Палец — персонаж выставки «Три друга»
— Из этих трех ваших альтер эго кто ближе всего? Кем вы себя чаще всего ощущаете?
— Иногда я чувствую себя мамонтом, бредущим по снегу.
— Вы на четвертом курсе даже какую-то детективную книжку иллюстрировали. Было бы интересно ее сейчас найти.
— Мне друг недавно нашел ее через Ozon, подарил мне. Это советский детектив, «Скорый до Баку» называется, красивая эстетская обложка получилась!
— К этому виду деятельности возвращаться не собираетесь? Была бы книга Сорокина с его иллюстрациями.
— Не надо отбирать хлеб у художников книги. Наверное, вы видели нашу «Опричную книгу» с Ярославом Шварцштейном, но я там был каллиграфом, писал тексты, а делать иллюстрации к собственным вещам — это уже too much, как поливать эклер медом.
— Можете еще сказать несколько слов про цикличность вашего творчества? В восьмидесятые годы вы писали больше пьесы, потом появился Эдуард Бояков, театр «Практика», период работы в России, затем опять книги.
— Эдик поставил пьесу «Свадебное путешествие». Потом — «Капитал».
— Был большой перерыв, насколько я понимаю, когда вы не писали.
— Да. Семь лет я не писал романы, не шли просто. Это случилось как раз в девяностые годы, видимо, потому что было распадное время такое, оно стремительно менялось, и язык литературы не успевал. Я писал пьесы тогда. И еще сценарии, «Москва» тогда была написана, «Копейка».
— Хотела спросить про постановку вашей пьесы «Метель» в театре Марка Розовского. Мы не могли тогда этого с вами обсудить, но спектакль мне жутко не понравился. То, что я увидела на сцене, было совершенно несопоставимо с моим внутренним ощущением от вашей работы. Мне почему-то кажется, что вам тоже не должно было понравиться. Что чувствует автор, когда его вещь, которую он выстрадал, вдруг превращается в адский треш?
— В начале девяностых я дважды уходил с собственных премьер. Было такое чувство, что из тебя вытягивают кишки, наматывают на какие-то манекены и они так в кишках и передвигаются. А потом я понял, что если ты соглашаешься на то, чтобы некий режиссер тебя поставил, — ты должен отстраниться от собственной вещи и понимать, что это уже не твое пространство. Это во‑первых. А во‑вторых, я не большой поклонник театра. Я не очень люблю, когда человек выходит на сцену и начинает изображать что-то. В этом есть большой риск, легко свалиться в пошлость, рутину, две ямы такие есть, и он идет над ними по проволоке. Я научился дистанцироваться от этого. Вот вы видите, как ваш ребенок участвует в школьной постановке: нелепо одели, совершенно не похож на себя, бормочет что-то. Но это же будет всего час, а потом… а потом он с вами идет домой.

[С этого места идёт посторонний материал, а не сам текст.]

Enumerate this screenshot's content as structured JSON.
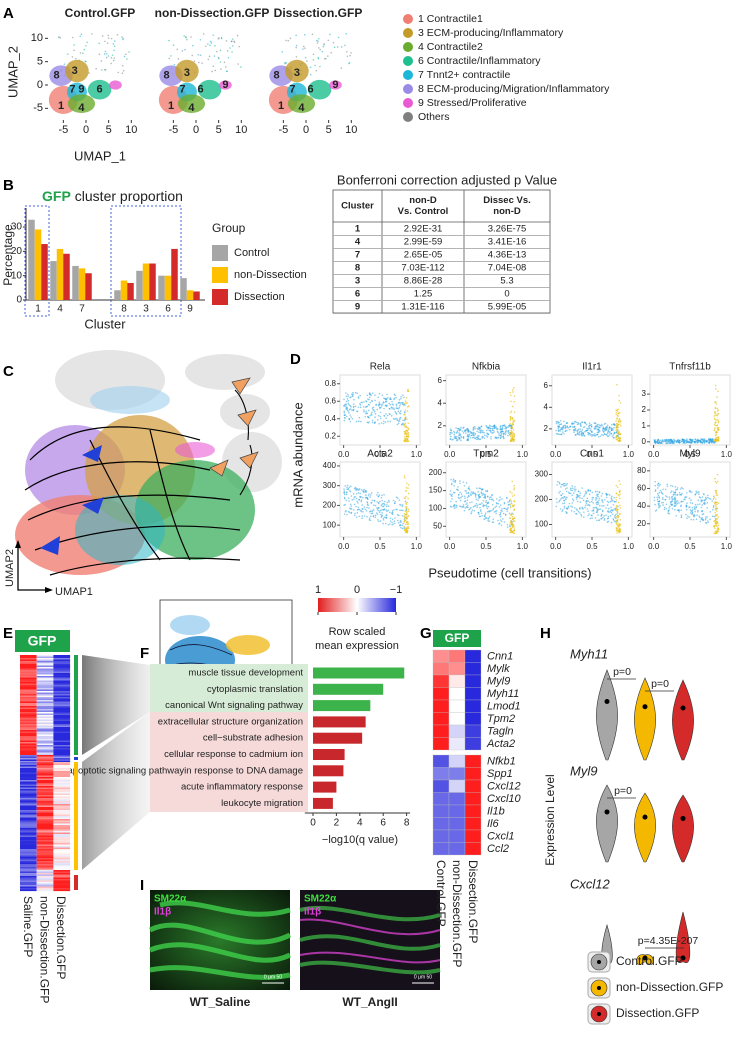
{
  "panel_letters": [
    "A",
    "B",
    "C",
    "D",
    "E",
    "F",
    "G",
    "H",
    "I"
  ],
  "chart_data": [
    {
      "type": "umap",
      "titles": [
        "Control.GFP",
        "non-Dissection.GFP",
        "Dissection.GFP"
      ],
      "xlabel": "UMAP_1",
      "ylabel": "UMAP_2",
      "xlim": [
        -8,
        12
      ],
      "ylim": [
        -8,
        13
      ],
      "xticks": [
        -5,
        0,
        5,
        10
      ],
      "yticks": [
        -5,
        0,
        5,
        10
      ],
      "cluster_labels": [
        [
          "8",
          "3",
          "7",
          "9",
          "6",
          "1",
          "4"
        ],
        [
          "8",
          "3",
          "7",
          "6",
          "9",
          "1",
          "4"
        ],
        [
          "8",
          "3",
          "7",
          "6",
          "9",
          "1",
          "4"
        ]
      ],
      "series": [
        {
          "name": "1 Contractile1",
          "color": "#f07f73"
        },
        {
          "name": "3 ECM-producing/Inflammatory",
          "color": "#c49a28"
        },
        {
          "name": "4 Contractile2",
          "color": "#6aac2e"
        },
        {
          "name": "6 Contractile/Inflammatory",
          "color": "#1fbf8f"
        },
        {
          "name": "7 Tnnt2+ contractile",
          "color": "#1cb6d8"
        },
        {
          "name": "8 ECM-producing/Migration/Inflammatory",
          "color": "#9a8be6"
        },
        {
          "name": "9 Stressed/Proliferative",
          "color": "#e95bd3"
        },
        {
          "name": "Others",
          "color": "#7f7f7f"
        }
      ]
    },
    {
      "type": "bar",
      "title": [
        "GFP",
        "cluster proportion"
      ],
      "xlabel": "Cluster",
      "ylabel": "Percentage",
      "legend_title": "Group",
      "categories": [
        "1",
        "4",
        "7",
        "8",
        "3",
        "6",
        "9"
      ],
      "ylim": [
        0,
        37
      ],
      "yticks": [
        0,
        10,
        20,
        30
      ],
      "series": [
        {
          "name": "Control",
          "color": "#a6a6a6",
          "values": [
            33,
            16,
            14,
            4,
            12,
            10,
            9
          ]
        },
        {
          "name": "non-Dissection",
          "color": "#ffc000",
          "values": [
            29,
            21,
            13,
            8,
            15,
            10,
            4
          ]
        },
        {
          "name": "Dissection",
          "color": "#d42a2a",
          "values": [
            23,
            19,
            11,
            7,
            15,
            21,
            3.5
          ]
        }
      ]
    },
    {
      "type": "hbar",
      "xlabel": "−log10(q value)",
      "xlim": [
        -0.7,
        8.3
      ],
      "xticks": [
        0,
        2,
        4,
        6,
        8
      ],
      "categories": [
        "muscle tissue development",
        "cytoplasmic translation",
        "canonical Wnt signaling pathway",
        "extracellular structure organization",
        "cell−substrate adhesion",
        "cellular response to cadmium ion",
        "intrinsic apoptotic signaling pathwayin response to DNA damage",
        "acute inflammatory response",
        "leukocyte migration"
      ],
      "values": [
        7.8,
        6.0,
        4.9,
        4.5,
        4.2,
        2.7,
        2.6,
        2.0,
        1.7
      ],
      "colors": [
        "#3cb44b",
        "#3cb44b",
        "#3cb44b",
        "#c8282b",
        "#c8282b",
        "#c8282b",
        "#c8282b",
        "#c8282b",
        "#c8282b"
      ]
    },
    {
      "type": "heatmap",
      "title": "GFP",
      "columns": [
        "Control.GFP",
        "non-Dissection.GFP",
        "Dissection.GFP"
      ],
      "rows": [
        "Cnn1",
        "Mylk",
        "Myl9",
        "Myh11",
        "Lmod1",
        "Tpm2",
        "Tagln",
        "Acta2",
        "Nfkb1",
        "Spp1",
        "Cxcl12",
        "Cxcl10",
        "Il1b",
        "Il6",
        "Cxcl1",
        "Ccl2"
      ],
      "values": [
        [
          0.5,
          0.6,
          -1
        ],
        [
          0.6,
          0.5,
          -1
        ],
        [
          0.9,
          0.1,
          -1
        ],
        [
          1,
          0,
          -1
        ],
        [
          1,
          0,
          -1
        ],
        [
          1,
          0,
          -1
        ],
        [
          1,
          -0.2,
          -0.9
        ],
        [
          1,
          -0.1,
          -0.9
        ],
        [
          -0.8,
          -0.2,
          1
        ],
        [
          -0.6,
          -0.6,
          1
        ],
        [
          -0.8,
          -0.2,
          1
        ],
        [
          -0.7,
          -0.7,
          1
        ],
        [
          -0.7,
          -0.7,
          1
        ],
        [
          -0.7,
          -0.7,
          1
        ],
        [
          -0.7,
          -0.7,
          1
        ],
        [
          -0.7,
          -0.7,
          1
        ]
      ],
      "colorbar": {
        "title": [
          "Row scaled",
          "mean expression"
        ],
        "lim": [
          1,
          -1
        ],
        "ticks": [
          1,
          0,
          {
            "value": -1,
            "label": "−1"
          }
        ]
      }
    },
    {
      "type": "scatter",
      "title": "Rela",
      "xlim": [
        -0.05,
        1.05
      ],
      "ylim": [
        0.1,
        0.9
      ],
      "xticks": [
        {
          "value": 0,
          "label": "0.0"
        },
        0.5,
        {
          "value": 1,
          "label": "1.0"
        }
      ],
      "yticks": [
        0.2,
        0.4,
        0.6,
        0.8
      ]
    },
    {
      "type": "scatter",
      "title": "Nfkbia",
      "xlim": [
        -0.05,
        1.05
      ],
      "ylim": [
        0.3,
        6.5
      ],
      "xticks": [
        {
          "value": 0,
          "label": "0.0"
        },
        0.5,
        {
          "value": 1,
          "label": "1.0"
        }
      ],
      "yticks": [
        2,
        4,
        6
      ]
    },
    {
      "type": "scatter",
      "title": "Il1r1",
      "xlim": [
        -0.05,
        1.05
      ],
      "ylim": [
        0.5,
        7
      ],
      "xticks": [
        {
          "value": 0,
          "label": "0.0"
        },
        0.5,
        {
          "value": 1,
          "label": "1.0"
        }
      ],
      "yticks": [
        2,
        4,
        6
      ]
    },
    {
      "type": "scatter",
      "title": "Tnfrsf11b",
      "xlim": [
        -0.05,
        1.05
      ],
      "ylim": [
        -0.2,
        4.2
      ],
      "xticks": [
        {
          "value": 0,
          "label": "0.0"
        },
        0.5,
        {
          "value": 1,
          "label": "1.0"
        }
      ],
      "yticks": [
        0,
        1,
        2,
        3
      ]
    },
    {
      "type": "scatter",
      "title": "Acta2",
      "xlim": [
        -0.05,
        1.05
      ],
      "ylim": [
        40,
        420
      ],
      "xticks": [
        {
          "value": 0,
          "label": "0.0"
        },
        0.5,
        {
          "value": 1,
          "label": "1.0"
        }
      ],
      "yticks": [
        100,
        200,
        300,
        400
      ]
    },
    {
      "type": "scatter",
      "title": "Tpm2",
      "xlim": [
        -0.05,
        1.05
      ],
      "ylim": [
        20,
        230
      ],
      "xticks": [
        {
          "value": 0,
          "label": "0.0"
        },
        0.5,
        {
          "value": 1,
          "label": "1.0"
        }
      ],
      "yticks": [
        50,
        100,
        150,
        200
      ]
    },
    {
      "type": "scatter",
      "title": "Cnn1",
      "xlim": [
        -0.05,
        1.05
      ],
      "ylim": [
        50,
        350
      ],
      "xticks": [
        {
          "value": 0,
          "label": "0.0"
        },
        0.5,
        {
          "value": 1,
          "label": "1.0"
        }
      ],
      "yticks": [
        100,
        200,
        300
      ]
    },
    {
      "type": "scatter",
      "title": "Myl9",
      "xlim": [
        -0.05,
        1.05
      ],
      "ylim": [
        5,
        90
      ],
      "xticks": [
        {
          "value": 0,
          "label": "0.0"
        },
        0.5,
        {
          "value": 1,
          "label": "1.0"
        }
      ],
      "yticks": [
        20,
        40,
        60,
        80
      ]
    }
  ],
  "table": {
    "title": "Bonferroni correction adjusted p Value",
    "header": [
      [
        "Cluster"
      ],
      [
        "non-D",
        "Vs. Control"
      ],
      [
        "Dissec Vs.",
        "non-D"
      ]
    ],
    "rows": [
      [
        "1",
        "2.92E-31",
        "3.26E-75"
      ],
      [
        "4",
        "2.99E-59",
        "3.41E-16"
      ],
      [
        "7",
        "2.65E-05",
        "4.36E-13"
      ],
      [
        "8",
        "7.03E-112",
        "7.04E-08"
      ],
      [
        "3",
        "8.86E-28",
        "5.3"
      ],
      [
        "6",
        "1.25",
        "0"
      ],
      [
        "9",
        "1.31E-116",
        "5.99E-05"
      ]
    ]
  },
  "panel_c": {
    "xlabel": "UMAP1",
    "ylabel": "UMAP2"
  },
  "panel_d": {
    "ylabel": "mRNA abundance",
    "xlabel": "Pseudotime (cell transitions)"
  },
  "panel_e": {
    "banner": "GFP",
    "columns": [
      "Saline.GFP",
      "non-Dissection.GFP",
      "Dissection.GFP"
    ]
  },
  "panel_h": {
    "genes": [
      "Myh11",
      "Myl9",
      "Cxcl12"
    ],
    "annotations": [
      "p=0",
      "p=0",
      "p=0",
      "p=4.35E-207"
    ],
    "ylabel": "Expression Level",
    "legend": [
      "Control.GFP",
      "non-Dissection.GFP",
      "Dissection.GFP"
    ],
    "colors": [
      "#a6a6a6",
      "#f5b800",
      "#d42a2a"
    ]
  },
  "panel_i": {
    "stains": [
      "SM22α",
      "Il1β"
    ],
    "scale": "0 μm 50",
    "conditions": [
      "WT_Saline",
      "WT_AngII"
    ]
  }
}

— Есть ли у вас любимые писатели?
— Это, наверное, Рабле, Джойс, Хармс, конечно, и, наверное, Толстой все-таки. Вот такой винегрет.
— Представьте, что у вас есть несколько минут на встречу с Толстым и он вам задает вопрос: а что происходит в мире и в России сейчас? Что вы ответили бы?
— Я бы рассказал ему про XX век. Этого было бы достаточно. Россия до сих пор живет в XX веке. А если говорить о мире, ему надо было бы показать айфон. И в этом айфоне я бы продемонстрировал старику экранизацию «Войны и мира». Думаю, он бы расплакался.
— Бондарчука?
— Ну да.
— Вы сталкивались с осуждением? Наверняка многим не нравится то, что вы делаете.
— Ну, это было…
— Вначале «нашисты»…
— Да, но в этом был некий формализм. Акция у Большого театра, пенсионеры почему-то рвали мои книги… Но мне кажется, что это уже не актуально. Было пятнадцать лет назад.
— Сейчас тоже есть, просто против вас не направлено: ряженые казаки, офицеры, обливающие мочой несчастного Стерджеса. Вас просто нет в этом пространстве, вы слишком, так сказать, нерадикальны. Не пишете о детях, не трогаете гомосексуалистов, поэтому лично вас пока оставили в покое. Но в целом это продолжается. Почему этот тренд такой устойчивый?
— Не знаю, честно говоря. Гротеск. Вот знаю историю, как недалеко от Владивостока остановили катафалк, в нем был гроб, водитель показался гаишникам подозрительным. Оказалось, гроб был полон черной икры, они так перевозили контрабанду. Вот образ России!